Mais nous ne parvînmes jamais à nous représenter ce navet semé de taches de rousseur comme un séducteur, et surtout comme le séducteur de notre sœur. Elle était beaucoup plus forte que lui et resta fameuse pour avoir fait victorieusement le bras de fer avec les palefreniers. Puis, pourquoi fut-ce lui qu'on entendit crier? Comment se fit-il que les domestiques, accourus en même temps que mon père, le trouvèrent en loques, sa culotte lacérée comme par les griffes d'un tigre? Les de la Pomme ne voulurent jamais admettre que leur fils eût attenté à l'honneur de Baptiste, ni consentir à un mariage. C'est ainsi que notre sœur finit enterrée chez nous, et vêtue en religieuse, sans avoir même prononcé les vœux du tiers ordre, étant donné le caractère douteux de sa vocation.

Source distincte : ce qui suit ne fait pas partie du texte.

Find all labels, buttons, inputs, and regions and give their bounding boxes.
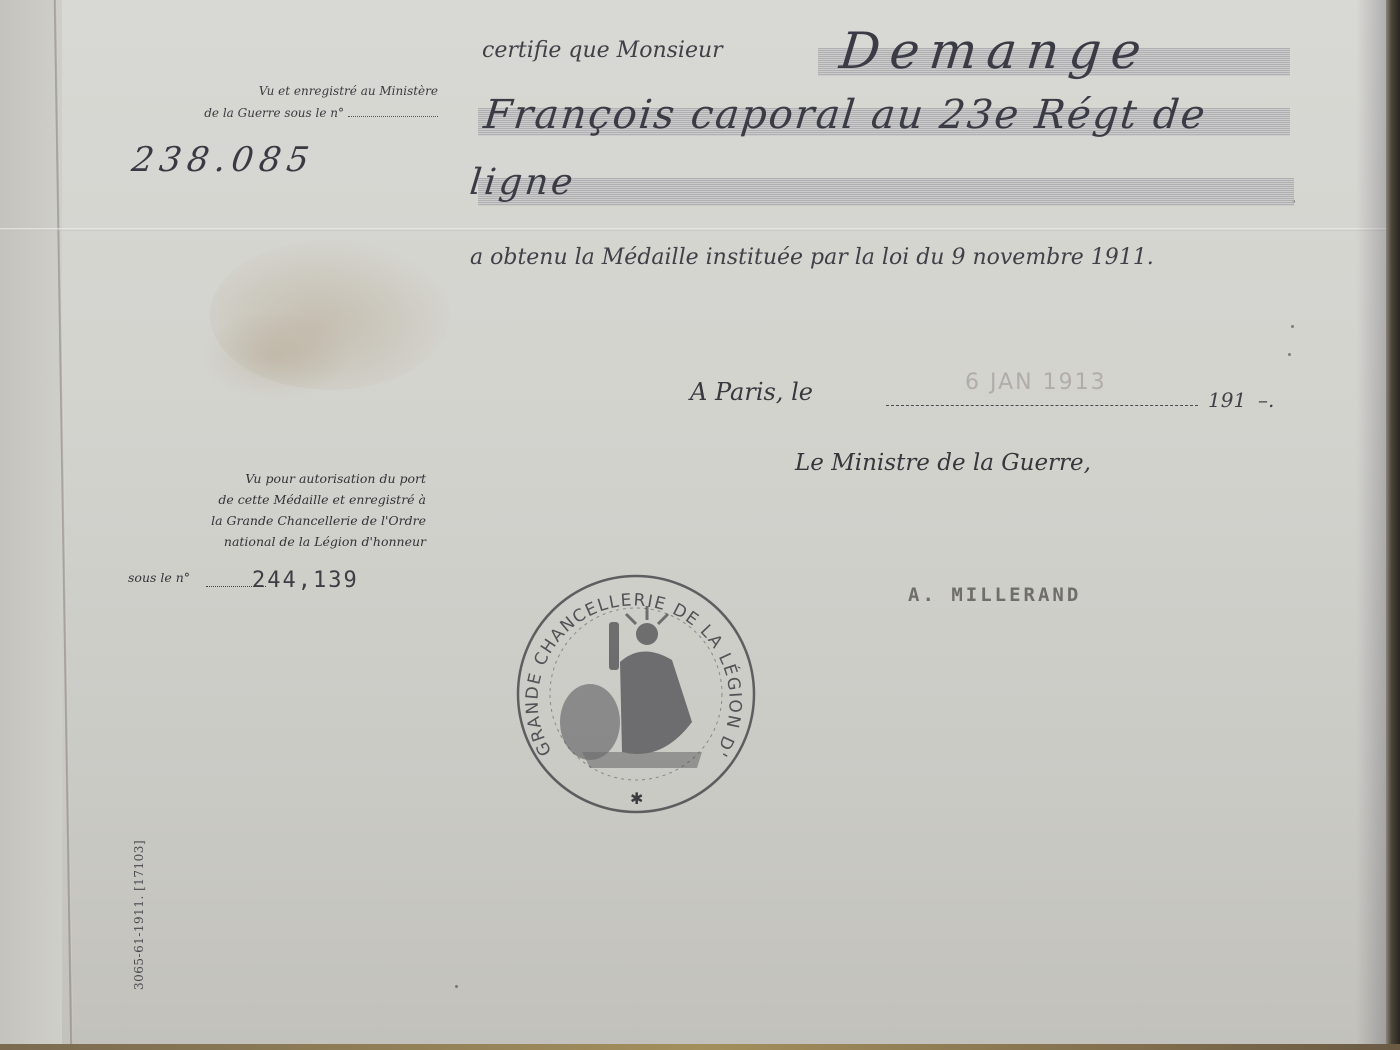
war-ministry-registration-number: 238.085: [129, 140, 317, 180]
registration-line-2: de la Guerre sous le n°: [138, 102, 438, 124]
registration-line-1: Vu et enregistré au Ministère: [138, 80, 438, 102]
certify-intro: certifie que Monsieur: [482, 38, 723, 63]
folded-left-strip: [0, 0, 62, 1050]
legion-honneur-authorization: Vu pour autorisation du port de cette Mé…: [124, 468, 426, 552]
registration-label: de la Guerre sous le n°: [204, 106, 344, 120]
minister-title: Le Ministre de la Guerre,: [795, 450, 1091, 476]
document-photo: Vu et enregistré au Ministère de la Guer…: [0, 0, 1400, 1050]
paper-speck: [455, 985, 458, 988]
minister-name-stamp: A. MILLERAND: [908, 584, 1081, 606]
paper-speck: [1288, 353, 1291, 356]
handwritten-rank-regiment: François caporal au 23e Régt de: [482, 92, 1209, 138]
date-dotted-line: [886, 405, 1198, 406]
registration-dotted-line: [348, 116, 438, 117]
authorization-number-label: sous le n°: [128, 570, 190, 585]
picture-frame-right-edge: [1386, 0, 1400, 1050]
legion-honneur-seal: GRANDE CHANCELLERIE DE LA LÉGION D'HONNE…: [512, 572, 760, 818]
medal-obtained-statement: a obtenu la Médaille instituée par la lo…: [470, 245, 1154, 270]
authorization-line: de cette Médaille et enregistré à: [124, 489, 426, 510]
line3-field-hatching: [478, 178, 1294, 206]
place-label: A Paris, le: [690, 378, 813, 406]
frame-shadow: [1356, 0, 1386, 1050]
handwritten-surname: Demange: [837, 22, 1154, 80]
allegorical-figure-with-torch-icon: GRANDE CHANCELLERIE DE LA LÉGION D'HONNE…: [512, 572, 760, 818]
horizontal-fold-crease: [0, 228, 1400, 231]
water-stain: [200, 310, 350, 400]
svg-text:✱: ✱: [630, 789, 643, 808]
year-prefix: 191: [1208, 388, 1246, 412]
year-suffix: –.: [1258, 388, 1274, 412]
paper-speck: [1291, 325, 1294, 328]
authorization-number: 244,139: [252, 568, 359, 593]
handwritten-line3: ligne: [468, 162, 578, 203]
authorization-line: national de la Légion d'honneur: [124, 531, 426, 552]
authorization-line: Vu pour autorisation du port: [124, 468, 426, 489]
authorization-line: la Grande Chancellerie de l'Ordre: [124, 510, 426, 531]
date-stamp: 6 JAN 1913: [965, 370, 1107, 395]
picture-frame-bottom-edge: [0, 1044, 1400, 1050]
war-ministry-registration: Vu et enregistré au Ministère de la Guer…: [138, 80, 438, 124]
print-reference: 3065-61-1911. [17103]: [132, 840, 146, 990]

C'est en matière de cuisine qu'elle donnait surtout libre cours à sa rancœur. Elle ne manquait ni de soin ni d'esprit d'invention, qui sont les premières qualités d'une cuisinière. Mais on ne savait jamais quelles surprises pouvaient bien nous attendre à table dès qu'elle décidait de mettre la main à la pâte. Elle nous prépara une fois des croquettes au foie de rat, très friandes, à vrai dire, et ne nous en dévoila la nature qu'après que nous les eûmes mangées et trouvées bonnes. Pour ne pas parler des pattes de sauterelles - celles de derrière, bien dures et en dents de scie - dont elle avait fait une mosaïque sur une tarte. Ni des queues de porc rôties enroulées en forme de gimblettes. Un jour, elle nous fit cuire un hérisson entier, avec tous ses piquants, Dieu sait pourquoi, pour la seule satisfaction sans doute de nous faire sursauter au moment où nous soulèverions le couvercle du plat: elle-même, qui mangeait pourtant tous les mets extraordinaires qu'elle préparait, ne voulut pas y goûter, bien que ce fût un tout jeune hérisson, rose et certainement tendre. 

En fait, une grande partie de son horrifiante cuisine était étudiée pour la seule apparence, plutôt que pour le plaisir de nous faire savourer en même temps qu'elle des aliments d'un goût effroyable. Les plats préparés par Baptiste étaient de la très fine orfèvrerie animale ou végétale: des têtes de choux-fleurs ornées d'oreilles de lièvre étaient posées sur une collerette taillée dans la peau du même animal. D'une tête de porc sortait, comme si le porc eût tiré la langue, une langouste bien rouge, et les pinces de la langouste présentaient à leur tour la langue de porc comme si elles la lui eussent arrachée. Il y avait aussi les escargots. Baptiste était parvenue à décapiter je ne sais combien d'escargots, et elle avait piqué ces têtes molles de petits chevaux, avec un cure-dents, je pense, sur autant de beignets: quand on les servit à table, on crut voir une troupe de cygnes minuscules. Ce qui impressionnait plus encore que la vue de semblables friandises, c'était de penser au zèle, à l'acharnement avec lesquels Baptiste les avait préparées, d'imaginer ses mains fluettes aux prises avec ces menus corps d'animaux.La manière avec laquelle les escargots inspiraient la macabre imagination de notre sœur nous poussa, mon frère et moi, à une révolte faite de solidarité avec ces pauvres bêtes torturées, de dégoût pour leur saveur et de fureur contre tout et contre tous. Il ne faut pas s'étonner si ce fut là l'origine du geste prémédité de Côme, et de ce qui s'ensuivit."